16. I find that Ms Brocklesby-Weller was correct not to pursue the second ground of appeal which asserted that the judge erred in law by failing to take into account and/or resolve conflicts of fact or opinion on material matters. That ground is based upon the failure of the judge to resolve whether the respondent was released on a bribe and if he was whether that indicated that he was of no adverse interest. The ground is clearly misconceived. In GJ, Professor Good gave evidence summarised at paragraph 113 (approved at paragraph 262) confirming that release through payment of a bribe was extremely common and release did not necessarily indicate a lack of further adverse interest. Mr Anton Puethanayagam, Attorney at Law, gave evidence at paragraph 146 (found at paragraph 275 to be useful and reliable) that it cannot be argued that only people of low interest to the authorities are able to secure release through a bribe. Detainees may be released following payment of a bribe even if they are of significant adverse interest to the authorities. I find that the judge did not err in law on this issue.
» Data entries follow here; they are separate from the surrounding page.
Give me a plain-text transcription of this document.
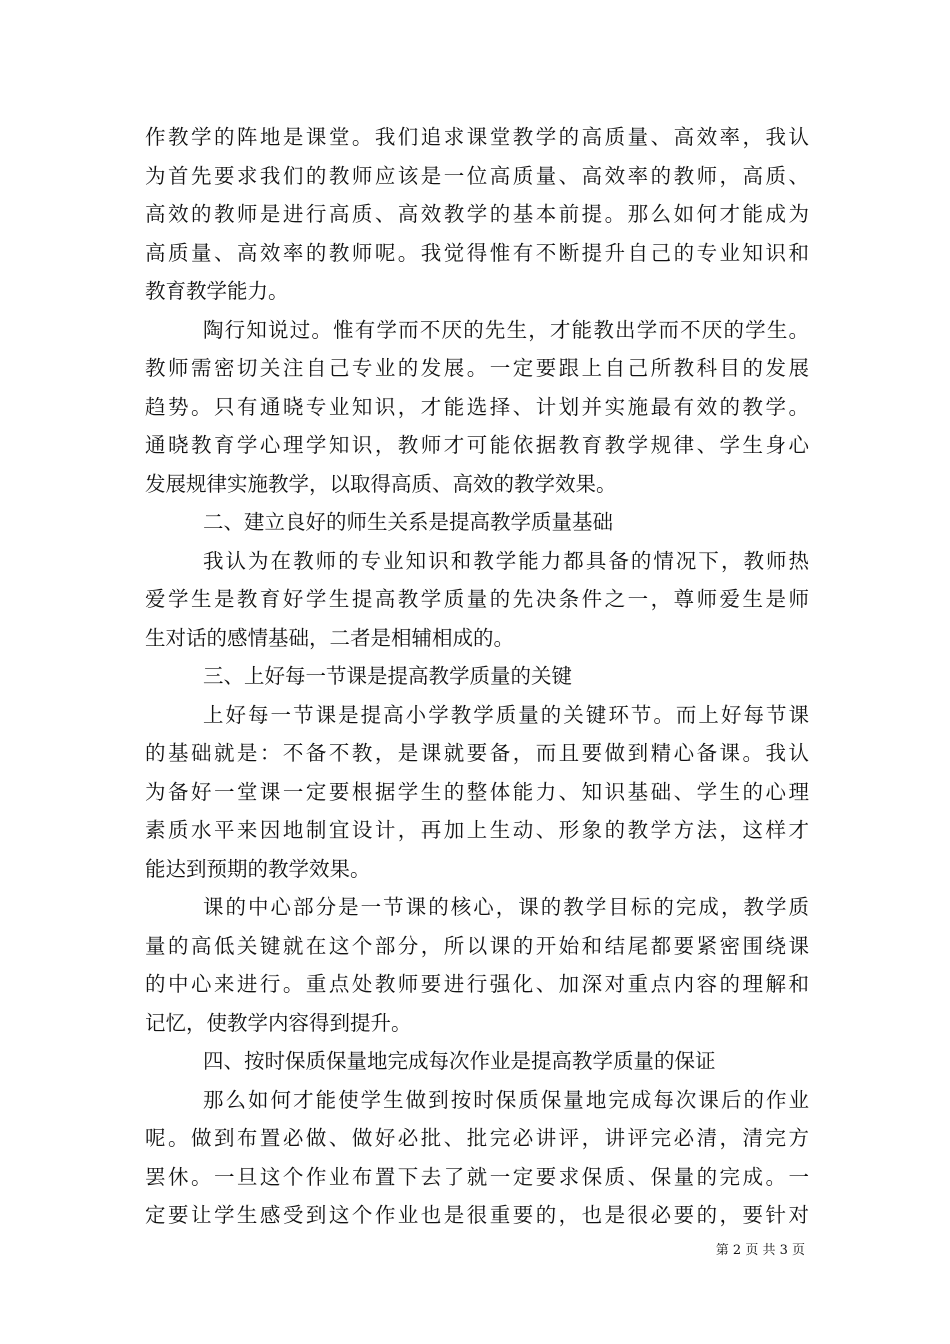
作教学的阵地是课堂。我们追求课堂教学的高质量、高效率，我认
为首先要求我们的教师应该是一位高质量、高效率的教师，高质、
高效的教师是进行高质、高效教学的基本前提。那么如何才能成为
高质量、高效率的教师呢。我觉得惟有不断提升自己的专业知识和
教育教学能力。
陶行知说过。惟有学而不厌的先生，才能教出学而不厌的学生。
教师需密切关注自己专业的发展。一定要跟上自己所教科目的发展
趋势。只有通晓专业知识，才能选择、计划并实施最有效的教学。
通晓教育学心理学知识，教师才可能依据教育教学规律、学生身心
发展规律实施教学，以取得高质、高效的教学效果。
二、建立良好的师生关系是提高教学质量基础
我认为在教师的专业知识和教学能力都具备的情况下，教师热
爱学生是教育好学生提高教学质量的先决条件之一，尊师爱生是师
生对话的感情基础，二者是相辅相成的。
三、上好每一节课是提高教学质量的关键
上好每一节课是提高小学教学质量的关键环节。而上好每节课
的基础就是：不备不教，是课就要备，而且要做到精心备课。我认
为备好一堂课一定要根据学生的整体能力、知识基础、学生的心理
素质水平来因地制宜设计，再加上生动、形象的教学方法，这样才
能达到预期的教学效果。
课的中心部分是一节课的核心，课的教学目标的完成，教学质
量的高低关键就在这个部分，所以课的开始和结尾都要紧密围绕课
的中心来进行。重点处教师要进行强化、加深对重点内容的理解和
记忆，使教学内容得到提升。
四、按时保质保量地完成每次作业是提高教学质量的保证
那么如何才能使学生做到按时保质保量地完成每次课后的作业
呢。做到布置必做、做好必批、批完必讲评，讲评完必清，清完方
罢休。一旦这个作业布置下去了就一定要求保质、保量的完成。一
定要让学生感受到这个作业也是很重要的，也是很必要的，要针对
第 2 页 共 3 页
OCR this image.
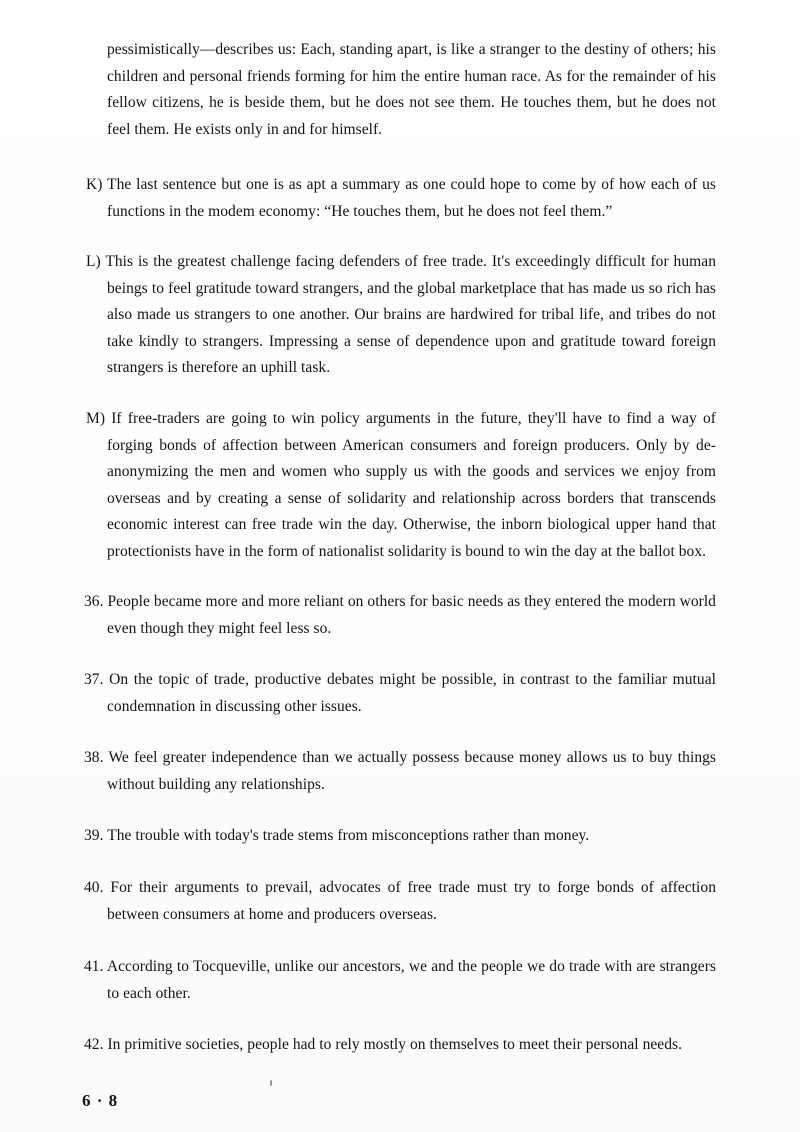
pessimistically—describes us: Each, standing apart, is like a stranger to the destiny of others; his children and personal friends forming for him the entire human race. As for the remainder of his fellow citizens, he is beside them, but he does not see them. He touches them, but he does not feel them. He exists only in and for himself.

K) The last sentence but one is as apt a summary as one could hope to come by of how each of us functions in the modem economy: “He touches them, but he does not feel them.”

L) This is the greatest challenge facing defenders of free trade. It's exceedingly difficult for human beings to feel gratitude toward strangers, and the global marketplace that has made us so rich has also made us strangers to one another. Our brains are hardwired for tribal life, and tribes do not take kindly to strangers. Impressing a sense of dependence upon and gratitude toward foreign strangers is therefore an uphill task.

M) If free-traders are going to win policy arguments in the future, they'll have to find a way of forging bonds of affection between American consumers and foreign producers. Only by de-anonymizing the men and women who supply us with the goods and services we enjoy from overseas and by creating a sense of solidarity and relationship across borders that transcends economic interest can free trade win the day. Otherwise, the inborn biological upper hand that protectionists have in the form of nationalist solidarity is bound to win the day at the ballot box.

36. People became more and more reliant on others for basic needs as they entered the modern world even though they might feel less so.

37. On the topic of trade, productive debates might be possible, in contrast to the familiar mutual condemnation in discussing other issues.

38. We feel greater independence than we actually possess because money allows us to buy things without building any relationships.

39. The trouble with today's trade stems from misconceptions rather than money.

40. For their arguments to prevail, advocates of free trade must try to forge bonds of affection between consumers at home and producers overseas.

41. According to Tocqueville, unlike our ancestors, we and the people we do trade with are strangers to each other.

42. In primitive societies, people had to rely mostly on themselves to meet their personal needs.

6 · 8
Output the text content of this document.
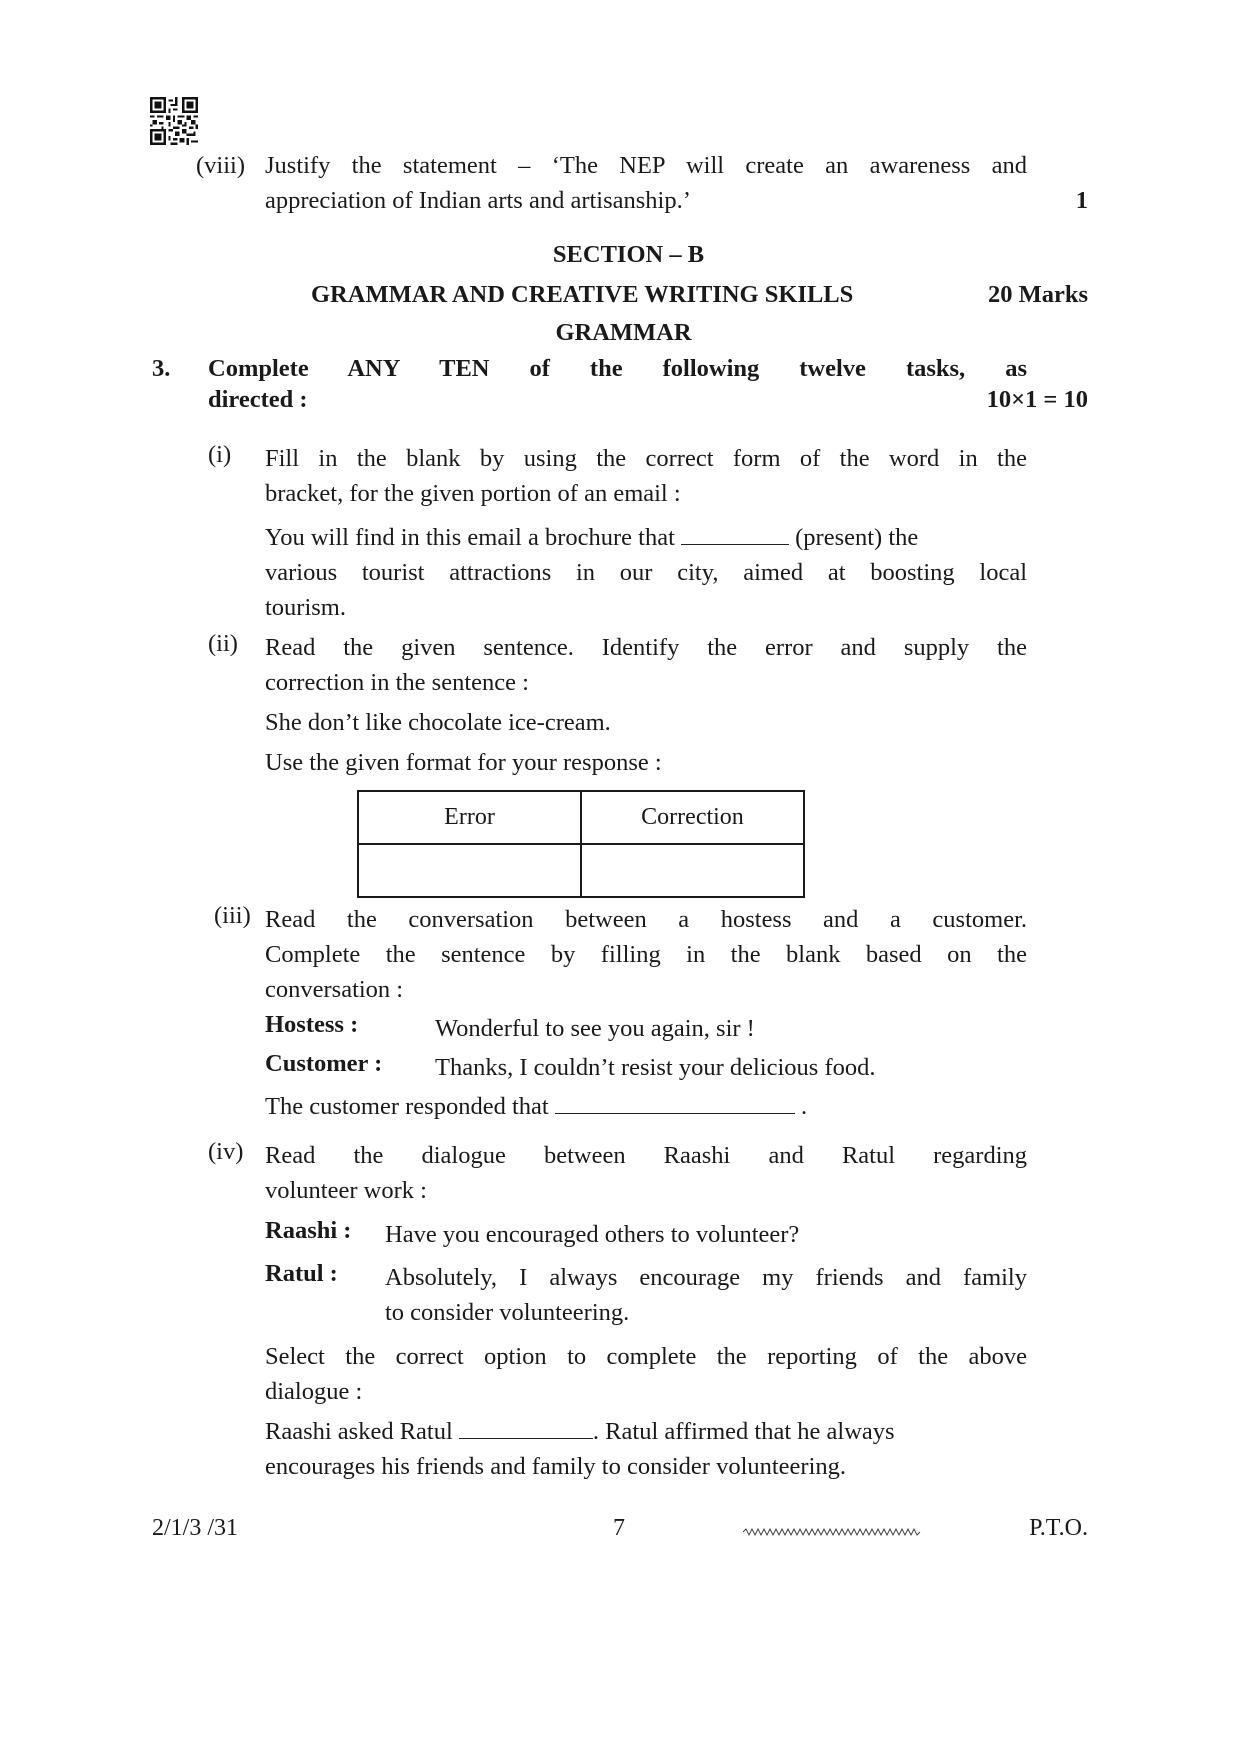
(viii) Justify the statement – ‘The NEP will create an awareness and
appreciation of Indian arts and artisanship.’	1
SECTION – B
GRAMMAR AND CREATIVE WRITING SKILLS	20 Marks
GRAMMAR
3. Complete ANY TEN of the following twelve tasks, as
directed :	10×1 = 10
(i) Fill in the blank by using the correct form of the word in the
bracket, for the given portion of an email :
You will find in this email a brochure that	(present) the
various tourist attractions in our city, aimed at boosting local
tourism.
(ii) Read the given sentence. Identify the error and supply the
correction in the sentence :
She don’t like chocolate ice-cream.
Use the given format for your response :
Error	Correction

(iii) Read the conversation between a hostess and a customer.
Complete the sentence by filling in the blank based on the
conversation :
Hostess :	Wonderful to see you again, sir !
Customer : Thanks, I couldn’t resist your delicious food.
The customer responded that	.
(iv) Read the dialogue between Raashi and Ratul regarding
volunteer work :
Raashi : Have you encouraged others to volunteer?
Ratul : Absolutely, I always encourage my friends and family
to consider volunteering.
Select the correct option to complete the reporting of the above
dialogue :
Raashi asked Ratul	. Ratul affirmed that he always
encourages his friends and family to consider volunteering.
2/1/3 /31	7	P.T.O.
17. The first ground of appeal has more substance. At paragraph 29 of the decision, the judge found that the respondent was at risk because he was Sinhalese and assisted the LTTE during the war. The judge considered that there was a real risk that the authorities would consider that the respondent retained his political convictions and as a result would pose a current threat to the integrity of Sri Lanka as a single state. The difficulty with the judge's approach is that any Sri Lankan of Sinhalese ethnicity who supported the LTTE during the civil war would qualify. That is a category not recognised in GJ and the judge's approach runs contrary to the general recognition in GJ that the Sri Lankan authorities operate on the basis of sophisticated intelligence rather than simply assessing threat on the basis of ethnicity. I find that the judge has failed to give sufficient reasons for finding that the respondent was at risk of detention on return.
18. However, the findings of fact are incomplete and there is no reason why the respondent should be deprived of the favourable findings of fact that appear at paragraphs 24-25 of the decision. In particular, there is no finding of fact in relation to the respondent's evidence that the authorities had been visiting the family home and asking about his whereabouts. If the Sri Lankan authorities have been actively seeking the respondent since he left Sri Lanka then that might be compelling evidence of risk of detention on return. I reject the submission that the issue can be presumed in the respondent's favour. Further findings of fact are required but there is no reason why those findings cannot be made by the previous judge.
19. Thus, the First-tier Tribunal's decision to allow the respondent's appeal on asylum grounds involved the making of an error of law and its decision cannot stand.
Decision
20. Both representatives invited me to consider a further hearing in the First-tier Tribunal if I set aside the judge's decision. Bearing in mind paragraph 7.2 of the Senior President's Practice Statements I consider that an appropriate course of action. I preserve the findings of fact made at paragraphs 23-25 of the decision.
21. Consequently, I set aside the decision of the First-tier Tribunal. I order the appeal to be heard again in the First-Tier Tribunal to be determined by First-tier Tribunal Judge Eban. The purpose of the further hearing is to determine the outstanding matters of fact and then to apply the country guidance to the respondent's asylum claim.